The UK Listing Review (the Review), chaired by Lord Hill, published its report on the UK listing regime on 3 March 2021.
The Review was launched by the Chancellor in November last year to enhance the UK's attractiveness as a destination for equity listings and strengthen the UK's capital markets. The Review sought to address the reported shift of ?6.5 billion of deals from London to Amsterdam following Brexit, and the longer term trend of major UK tech companies choosing New York for primary or substantial secondary listings.
Indeed, a central aim of the recommendations is to encourage more technology companies to float in the UK. In his opening letter to the Chancellor, Hill points out that although listing in the UK is a globally recognised mark of quality, "the most significant companies listed in London are either financial or more representative of the 'old economy' than the companies of the future."
In this article we have picked out three changes that we expect to be impactful for tech companies considering a UK listing.
Dual Class Shares
Lord Hill would allow companies with a dual class share structure to list on the premium listing segment of the Official List, subject to certain conditions in order to maintain high corporate governance standards. Dual class share structures allow a shareholder to retain voting control over a company disproportionate to their economic interest in the company. Dual share structures are particularly attractive to the founders of tech companies, allowing them to go public without relinquishing control over the direction of the company, and preventing unwelcome takeovers.
Allowing companies with a dual class share structure to list on the premium listing segment in London may prevent tech companies from choosing to list overseas, in markets such as the US, where dual share structures are common.
The Free Float Rule
Free float refers to the number of shares that are in public hands. The existing requirements for the percentage of shares in public hands are set at 25%. According to the Review, existing Financial Conduct Authority (FCA) rules on free float levels are seen as one of the strongest deterrents to companies when they consider where to list. The Review therefore recommends lowering this threshold to 15% in both the premium and standard listing segments, and allowing companies to use other measures to demonstrate liquidity.
Allowing founders to list their companies while retaining a larger shareholding will enable businesses to progress to Initial Public Offering (IPO) quicker. When coupled with free float changes that accompanied Brexit: the removal of the requirement that the free float be held by investors based in the European Economic Area; investing in UK companies becomes a lot smoother.
Special Purpose Acquisition Companies (SPACs)
Special purpose acquisition companies (SPACs) - are cash shell companies formed with a view to making an acquisition. Investors buy shares in SPACs in anticipation of the management team making a successful acquisition, based on an investment profile described in its prospectus. Current FCA rules can require shares in the SPAC to be suspended when an acquisition is announced.
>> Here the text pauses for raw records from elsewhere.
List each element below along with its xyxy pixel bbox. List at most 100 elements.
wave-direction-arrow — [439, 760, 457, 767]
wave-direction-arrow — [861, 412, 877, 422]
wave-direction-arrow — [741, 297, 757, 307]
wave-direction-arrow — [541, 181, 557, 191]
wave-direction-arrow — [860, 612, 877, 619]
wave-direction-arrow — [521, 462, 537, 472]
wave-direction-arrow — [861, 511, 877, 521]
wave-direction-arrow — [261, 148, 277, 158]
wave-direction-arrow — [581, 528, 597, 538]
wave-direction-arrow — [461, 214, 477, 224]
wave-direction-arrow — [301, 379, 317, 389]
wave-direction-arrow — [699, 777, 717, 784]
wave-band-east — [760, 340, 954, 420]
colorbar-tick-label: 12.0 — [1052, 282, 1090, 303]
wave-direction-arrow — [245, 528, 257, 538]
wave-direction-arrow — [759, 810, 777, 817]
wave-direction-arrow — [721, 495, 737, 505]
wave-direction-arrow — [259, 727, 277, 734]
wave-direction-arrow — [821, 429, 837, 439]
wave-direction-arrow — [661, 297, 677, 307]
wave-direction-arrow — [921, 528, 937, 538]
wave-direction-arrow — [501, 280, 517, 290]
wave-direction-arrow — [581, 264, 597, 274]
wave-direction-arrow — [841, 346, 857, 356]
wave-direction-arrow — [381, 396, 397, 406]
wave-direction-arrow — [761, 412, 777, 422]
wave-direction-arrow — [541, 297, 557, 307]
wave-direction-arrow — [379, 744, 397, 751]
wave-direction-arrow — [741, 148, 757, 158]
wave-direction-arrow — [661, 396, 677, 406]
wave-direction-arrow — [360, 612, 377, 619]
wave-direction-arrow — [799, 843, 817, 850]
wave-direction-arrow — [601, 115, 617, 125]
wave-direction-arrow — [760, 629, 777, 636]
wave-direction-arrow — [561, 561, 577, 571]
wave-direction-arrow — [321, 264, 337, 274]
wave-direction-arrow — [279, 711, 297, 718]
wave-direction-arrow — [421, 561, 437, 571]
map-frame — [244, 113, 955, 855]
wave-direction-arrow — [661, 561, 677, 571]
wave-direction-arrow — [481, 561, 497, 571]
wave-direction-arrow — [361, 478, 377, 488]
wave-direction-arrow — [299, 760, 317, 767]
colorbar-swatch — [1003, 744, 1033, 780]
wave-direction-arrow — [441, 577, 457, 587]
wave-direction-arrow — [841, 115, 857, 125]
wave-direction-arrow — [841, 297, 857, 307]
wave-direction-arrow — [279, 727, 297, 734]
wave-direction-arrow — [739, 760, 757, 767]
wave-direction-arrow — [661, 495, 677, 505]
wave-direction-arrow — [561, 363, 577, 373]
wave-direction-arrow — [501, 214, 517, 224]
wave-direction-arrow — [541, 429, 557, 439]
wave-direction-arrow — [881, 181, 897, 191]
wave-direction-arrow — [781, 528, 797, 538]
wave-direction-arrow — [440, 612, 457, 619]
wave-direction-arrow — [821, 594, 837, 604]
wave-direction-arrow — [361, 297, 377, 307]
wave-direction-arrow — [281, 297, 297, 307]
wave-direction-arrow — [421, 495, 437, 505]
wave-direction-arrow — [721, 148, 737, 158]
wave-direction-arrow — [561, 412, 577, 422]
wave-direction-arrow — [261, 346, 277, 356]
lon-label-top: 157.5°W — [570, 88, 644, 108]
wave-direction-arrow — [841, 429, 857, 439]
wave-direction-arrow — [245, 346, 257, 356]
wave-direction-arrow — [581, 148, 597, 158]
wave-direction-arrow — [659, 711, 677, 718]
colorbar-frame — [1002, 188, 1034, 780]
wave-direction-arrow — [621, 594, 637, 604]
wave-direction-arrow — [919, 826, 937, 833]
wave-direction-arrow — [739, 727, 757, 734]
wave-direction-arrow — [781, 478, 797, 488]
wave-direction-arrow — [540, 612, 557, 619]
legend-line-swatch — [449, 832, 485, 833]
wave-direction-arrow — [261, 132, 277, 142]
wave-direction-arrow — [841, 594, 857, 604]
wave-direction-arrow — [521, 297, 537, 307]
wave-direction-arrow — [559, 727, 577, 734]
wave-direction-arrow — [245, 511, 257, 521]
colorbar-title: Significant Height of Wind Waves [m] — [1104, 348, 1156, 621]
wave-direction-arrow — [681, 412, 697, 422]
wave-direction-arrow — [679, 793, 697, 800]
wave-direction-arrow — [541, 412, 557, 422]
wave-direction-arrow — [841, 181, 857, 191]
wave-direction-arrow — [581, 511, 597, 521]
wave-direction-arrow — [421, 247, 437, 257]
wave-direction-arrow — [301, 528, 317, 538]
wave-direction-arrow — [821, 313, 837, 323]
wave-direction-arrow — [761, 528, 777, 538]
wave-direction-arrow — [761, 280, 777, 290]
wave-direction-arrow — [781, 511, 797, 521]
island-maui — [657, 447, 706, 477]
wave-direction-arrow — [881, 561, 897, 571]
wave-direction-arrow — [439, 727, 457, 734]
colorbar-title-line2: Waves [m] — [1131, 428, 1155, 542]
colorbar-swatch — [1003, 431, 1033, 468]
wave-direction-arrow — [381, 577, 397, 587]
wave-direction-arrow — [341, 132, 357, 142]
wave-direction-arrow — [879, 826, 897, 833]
This may be the reason why only four SPACs were listed in the UK in 2020, compared with 248 being listed in the US in the same period. The Review states that:
"there is a real danger that the perception that the UK is not a viable location to list a SPAC is leading UK companies, notably fast-growing tech companies, to seek a US - or indeed EU - deSPAC route for financing"
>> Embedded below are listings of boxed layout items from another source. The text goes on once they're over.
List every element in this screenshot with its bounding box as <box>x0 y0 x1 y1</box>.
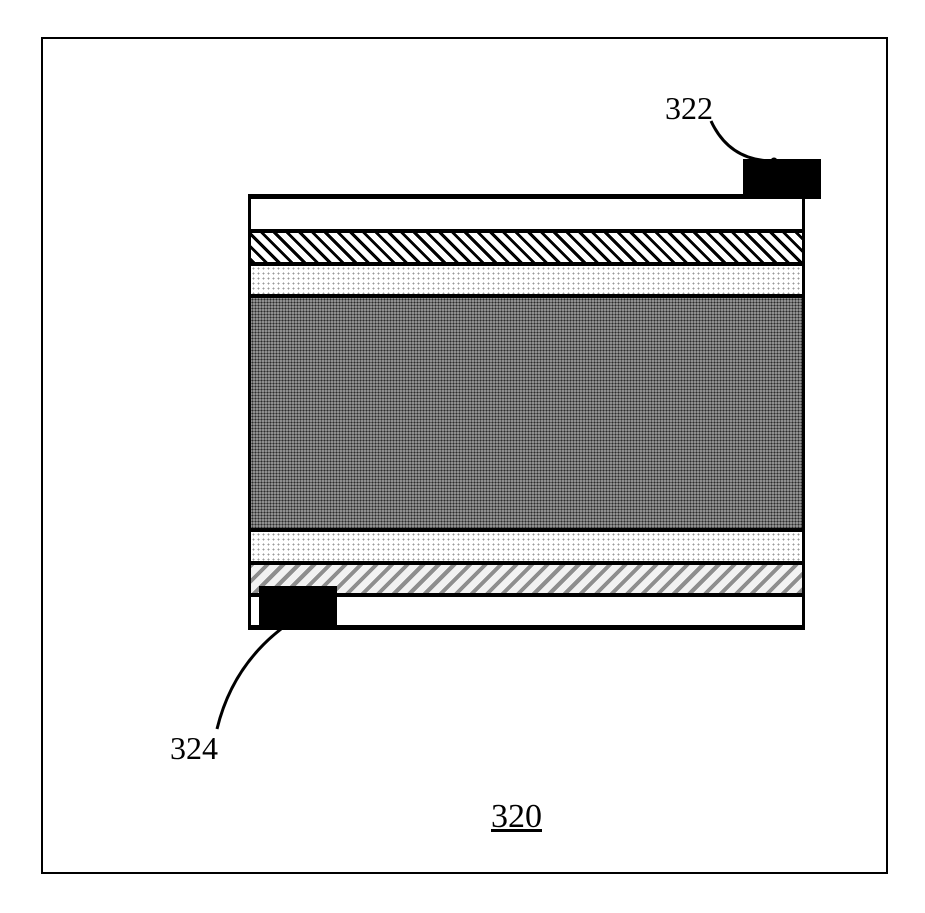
device-stack <box>248 194 805 630</box>
figure-frame: 322 324 320 <box>41 37 888 874</box>
ref-label-322: 322 <box>665 90 713 127</box>
layer-top-align <box>251 264 802 296</box>
figure-number: 320 <box>491 798 542 836</box>
layer-bot-align <box>251 530 802 562</box>
layer-lc-core <box>251 296 802 530</box>
layer-top-substrate <box>251 197 802 231</box>
ref-label-324: 324 <box>170 730 218 767</box>
layer-top-electrode <box>251 231 802 263</box>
The Review suggests that current FCA rules around trading suspension are the key deterrent for potential investors in UK SPACs and that amending these rules will encourage investment in UK SPACs.
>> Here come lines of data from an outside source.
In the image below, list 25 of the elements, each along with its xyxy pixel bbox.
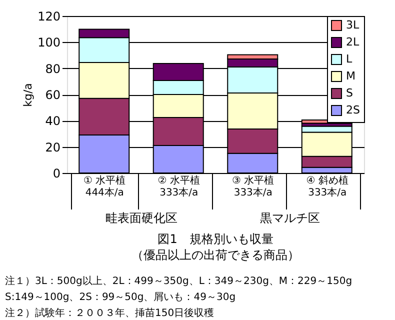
legend-label: 2S xyxy=(346,104,360,116)
y-tick-label: 120 xyxy=(38,10,60,24)
text: 注１）3L：500g以上、2L：499～350g、L：349～230g、M：229～150g xyxy=(5,275,352,287)
y-tick-label: 100 xyxy=(38,36,60,50)
y-tick-label: 40 xyxy=(45,114,60,128)
text: S:149～100g、2S：99～50g、屑いも：49～30g xyxy=(5,292,236,303)
x-tick-label: ② 水平植 333本/a xyxy=(158,174,200,198)
legend-label: M xyxy=(346,70,356,82)
legend-label: 2L xyxy=(346,36,360,48)
x-tick-label: ④ 斜め植 333本/a xyxy=(306,174,348,198)
text: 畦表面硬化区 xyxy=(105,211,178,225)
x-tick-label: ① 水平植 444本/a xyxy=(84,174,126,198)
y-tick-label: 60 xyxy=(45,88,60,102)
y-tick-label: 80 xyxy=(45,62,60,76)
legend-label: 3L xyxy=(346,18,360,32)
legend-label: L xyxy=(346,52,353,66)
text: 黒マルチ区 xyxy=(260,211,320,225)
y-tick-label: 0 xyxy=(52,166,60,180)
y-tick-label: 20 xyxy=(45,140,60,154)
text: （優品以上の出荷できる商品） xyxy=(132,248,300,262)
legend-label: S xyxy=(346,86,353,100)
text: 注２）試験年：２００３年、挿苗150日後収穫 xyxy=(5,307,214,319)
x-tick-label: ③ 水平植 333本/a xyxy=(232,174,274,198)
y-axis-title: kg/a xyxy=(22,83,35,107)
text: 図1 規格別いも収量 xyxy=(158,232,274,246)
There have been historic high profile examples of SPACs failing in the UK - including Vallar plc's troubled natural resources investments. However, SPACs are flourishing in the US with high profile recent examples like UK-based electric vehicle manufacturer Arrival taking advantage of a ready-made investor base. Whilst it is still unclear what impact this will have on businesses considering the UK as their listing destination, it may help to address the perception that European markets such as Amsterdam are more flexible than London.
The Review also made recommendations on rebranding the London Stock Exchange's listing segment; an annual report on the state of the City delivered to Parliament by the Chancellor; and reviewing and refocusing the prospectus requirements in the UK.
Speaking about the Review, Lord Hill said:
"The recommendations in this report are not about opening a gap between us and other global centres by proposing radical new departures to try to seize a competitive advantage. They are about closing a gap which has already opened up".
The Government will now consider the recommendations in consultation with the FCA, and set out next steps.
What does this mean for tech companies?
The overarching aim of the Review's recommendations is to increase the competitiveness of the UK listing regime, with a particular focus on attracting more fast-growing technology companies to list in London. The Review's ambition will therefore be welcomed by many operating in the tech sector and beyond.
In a massive boost to the UK tech sector, and UK economy as a whole, The Hut Group completed the largest London stock market listing in five years late last year, and even more recently, we have the news that Deliveroo intends to list in the UK using a dual class share structure. With several other UK tech unicorns expected to now follow Deliveroo to a London listing, there is perhaps reason to be cautiously optimistic for the UK tech industry in the wake of Brexit.